The country of Georgia faces the biggest hacking attack in its history



On Oct. 29th, Georgia—a country that sits at the intersection of Western Asia and Eastern Europe—experienced the largest cyber attack in its history. During this cyber attack, 15,000 websites were taken down. The majority of affected websites included local newspapers, government agencies, banks, and courts.

A local web hosting provider called Pro Service has officially taken blame for the breach, admitting that its servers were the cause of a successful network breach that resulted in a massive country-wide outage. Although roughly half of websites were restored by the end of the day, it caused quite a stir in Georgia.

Pro Service experienced a digital vandalism “website defacement” attack, where original content is replaced by the hacker’s content. Mass defacement involves the overhaul of a large cluster of sites that sit on the same server.

Typically, hackers with strong opinions or politically motivated goals use a SQL injection to deface a website. Most often, the offenders are extremist hackers against government agencies, big corporations, or religious organizations. The hacker’s intent is to get their own point across and/or ostracize the targeted site(s) from their followers or customers.

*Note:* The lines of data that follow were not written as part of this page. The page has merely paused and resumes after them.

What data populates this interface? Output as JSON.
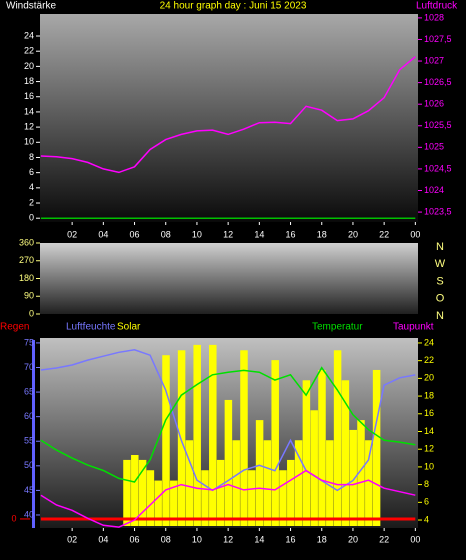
{
  "chart_data": [
    {
      "type": "line",
      "title": "24 hour graph day : Juni 15 2023",
      "y_label": "Windstärke",
      "y2_label": "Luftdruck",
      "x": [
        0,
        1,
        2,
        3,
        4,
        5,
        6,
        7,
        8,
        9,
        10,
        11,
        12,
        13,
        14,
        15,
        16,
        17,
        18,
        19,
        20,
        21,
        22,
        23,
        24
      ],
      "xlim": [
        -0.06,
        24.17
      ],
      "xticks": [
        {
          "value": 2,
          "label": "02"
        },
        {
          "value": 4,
          "label": "04"
        },
        {
          "value": 6,
          "label": "06"
        },
        {
          "value": 8,
          "label": "08"
        },
        10,
        12,
        14,
        16,
        18,
        20,
        22,
        {
          "value": 24,
          "label": "00"
        }
      ],
      "ylim": [
        -0.5,
        26.9
      ],
      "yticks": [
        0,
        2,
        4,
        6,
        8,
        10,
        12,
        14,
        16,
        18,
        20,
        22,
        24
      ],
      "y2lim": [
        1023.27,
        1028.09
      ],
      "y2ticks": [
        {
          "value": 1023.5,
          "label": "1023,5"
        },
        1024,
        {
          "value": 1024.5,
          "label": "1024,5"
        },
        1025,
        {
          "value": 1025.5,
          "label": "1025,5"
        },
        1026,
        {
          "value": 1026.5,
          "label": "1026,5"
        },
        1027,
        {
          "value": 1027.5,
          "label": "1027,5"
        },
        1028
      ],
      "series": [
        {
          "name": "Windstärke",
          "color": "#00c000",
          "values": [
            0,
            0,
            0,
            0,
            0,
            0,
            0,
            0,
            0,
            0,
            0,
            0,
            0,
            0,
            0,
            0,
            0,
            0,
            0,
            0,
            0,
            0,
            0,
            0,
            0
          ]
        },
        {
          "name": "Luftdruck",
          "color": "#ff00ff",
          "axis": "y2",
          "values": [
            1024.8,
            1024.78,
            1024.74,
            1024.65,
            1024.5,
            1024.42,
            1024.55,
            1024.95,
            1025.18,
            1025.3,
            1025.38,
            1025.4,
            1025.3,
            1025.42,
            1025.57,
            1025.58,
            1025.55,
            1025.95,
            1025.86,
            1025.62,
            1025.66,
            1025.85,
            1026.15,
            1026.8,
            1027.1
          ]
        }
      ]
    },
    {
      "type": "line",
      "ylim": [
        0,
        360
      ],
      "yticks": [
        0,
        90,
        180,
        270,
        360
      ],
      "side_labels": [
        "N",
        "W",
        "S",
        "O",
        "N"
      ],
      "series": []
    },
    {
      "type": "line",
      "x": [
        0,
        1,
        2,
        3,
        4,
        5,
        6,
        7,
        8,
        9,
        10,
        11,
        12,
        13,
        14,
        15,
        16,
        17,
        18,
        19,
        20,
        21,
        22,
        23,
        24
      ],
      "xlim": [
        -0.06,
        24.17
      ],
      "xticks": [
        {
          "value": 2,
          "label": "02"
        },
        {
          "value": 4,
          "label": "04"
        },
        {
          "value": 6,
          "label": "06"
        },
        {
          "value": 8,
          "label": "08"
        },
        10,
        12,
        14,
        16,
        18,
        20,
        22,
        {
          "value": 24,
          "label": "00"
        }
      ],
      "ylim": [
        37.35,
        76.0
      ],
      "yticks": [
        40,
        45,
        50,
        55,
        60,
        65,
        70,
        75
      ],
      "y2lim": [
        3.1,
        24.56
      ],
      "y2ticks": [
        4,
        6,
        8,
        10,
        12,
        14,
        16,
        18,
        20,
        22,
        24
      ],
      "y3lim": [
        -0.5,
        10
      ],
      "y3ticks": [
        0
      ],
      "series": [
        {
          "name": "Regen",
          "color": "#ff0000",
          "axis": "y3",
          "values": [
            0,
            0,
            0,
            0,
            0,
            0,
            0,
            0,
            0,
            0,
            0,
            0,
            0,
            0,
            0,
            0,
            0,
            0,
            0,
            0,
            0,
            0,
            0,
            0,
            0
          ]
        },
        {
          "name": "Luftfeuchte",
          "color": "#7878ff",
          "values": [
            69.5,
            69.9,
            70.5,
            71.5,
            72.3,
            73.1,
            73.6,
            72.5,
            65.4,
            55.2,
            47.1,
            45,
            47,
            49.1,
            50.1,
            49,
            55.2,
            49,
            47,
            45,
            47,
            51.2,
            66.4,
            67.9,
            68.5
          ]
        },
        {
          "name": "Solar",
          "color": "#ffff00",
          "kind": "bar",
          "x": [
            5.5,
            6,
            6.5,
            7,
            7.5,
            8,
            8.5,
            9,
            9.5,
            10,
            10.5,
            11,
            11.5,
            12,
            12.5,
            13,
            13.5,
            14,
            14.5,
            15,
            15.5,
            16,
            16.5,
            17,
            17.5,
            18,
            18.5,
            19,
            19.5,
            20,
            20.5,
            21,
            21.5
          ],
          "values": [
            51.2,
            52.2,
            51.2,
            49.1,
            47,
            72.5,
            47,
            73.5,
            55.2,
            74.6,
            49.1,
            74.6,
            51.2,
            63.4,
            55.2,
            73.5,
            49.1,
            59.3,
            55.2,
            71.5,
            49.1,
            51.2,
            55.2,
            67.4,
            61.3,
            69.5,
            55.2,
            73.5,
            67.4,
            57.3,
            59.3,
            55.2,
            69.5
          ]
        },
        {
          "name": "Temperatur",
          "color": "#00e000",
          "axis": "y2",
          "values": [
            13.0,
            11.9,
            11.0,
            10.2,
            9.6,
            8.7,
            8.3,
            10.8,
            15.3,
            18.1,
            19.3,
            20.4,
            20.7,
            20.9,
            20.7,
            19.8,
            20.4,
            18.1,
            21.2,
            18.7,
            15.9,
            14.2,
            13.0,
            12.8,
            12.5
          ]
        },
        {
          "name": "Taupunkt",
          "color": "#ff00ff",
          "axis": "y2",
          "values": [
            6.8,
            5.7,
            5.1,
            4.2,
            3.4,
            3.2,
            4.0,
            5.7,
            7.4,
            8.0,
            7.6,
            7.4,
            8.0,
            7.4,
            7.6,
            7.4,
            8.5,
            9.6,
            8.5,
            8.0,
            8.0,
            8.5,
            7.6,
            7.2,
            6.8
          ]
        }
      ]
    }
  ]
}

This is precisely what happened in Georgia. Attackers showed an image of the country’s former president, Mikheil Saakashvili, overlaid with the text, “I’ll be back.”

Saakashvili was well-received in the country, and served two consecutive terms from 2004 to 2013. He took a pro-West political approach, and is currently wanted by new Georgian government for criminal charges that Saakashvili believes are politically driven and unjust. After leaving Georgia, he was granted citizenship in the Ukraine, where we went on to serve as governor.

Avoiding a breach crisis isn’t just about choosing the right hosting provider. Moving forward, we hosting providers and business owners will likely employ tighter security measures. This level of security begins in the development phase—the foundation for all websites. The technology that programmers use around the world is responding to growing digital threats that take a preventative approach against hacking.

For example, Docker (a tool that allows developers to create, deploy, and run versatile software applications) recently announced the release of a two-factor authentication that would result in less vector attacks. Docker also allows for various system unifications, like Docker registry integration by jFrog, that make vulnerability analysis a feasible goal.

The mass attack on Georgian websites barely scratches the surface on what’s happening with data privacy and site security today. According to Cybergates.org, in 2017, nearly 830,000 .com domains experienced website defacement. In the hacking community, there are even contests to determine who can deface the most websites.

And that’s not all. Another study from Panda Security found that nearly 230,000 new malware samples are being launched every day. Furthermore, 27% of all malware that has ever existed was released in 2015 alone. The cost of cybercrime damage is expected to reach $6 trillion by the end of 2021.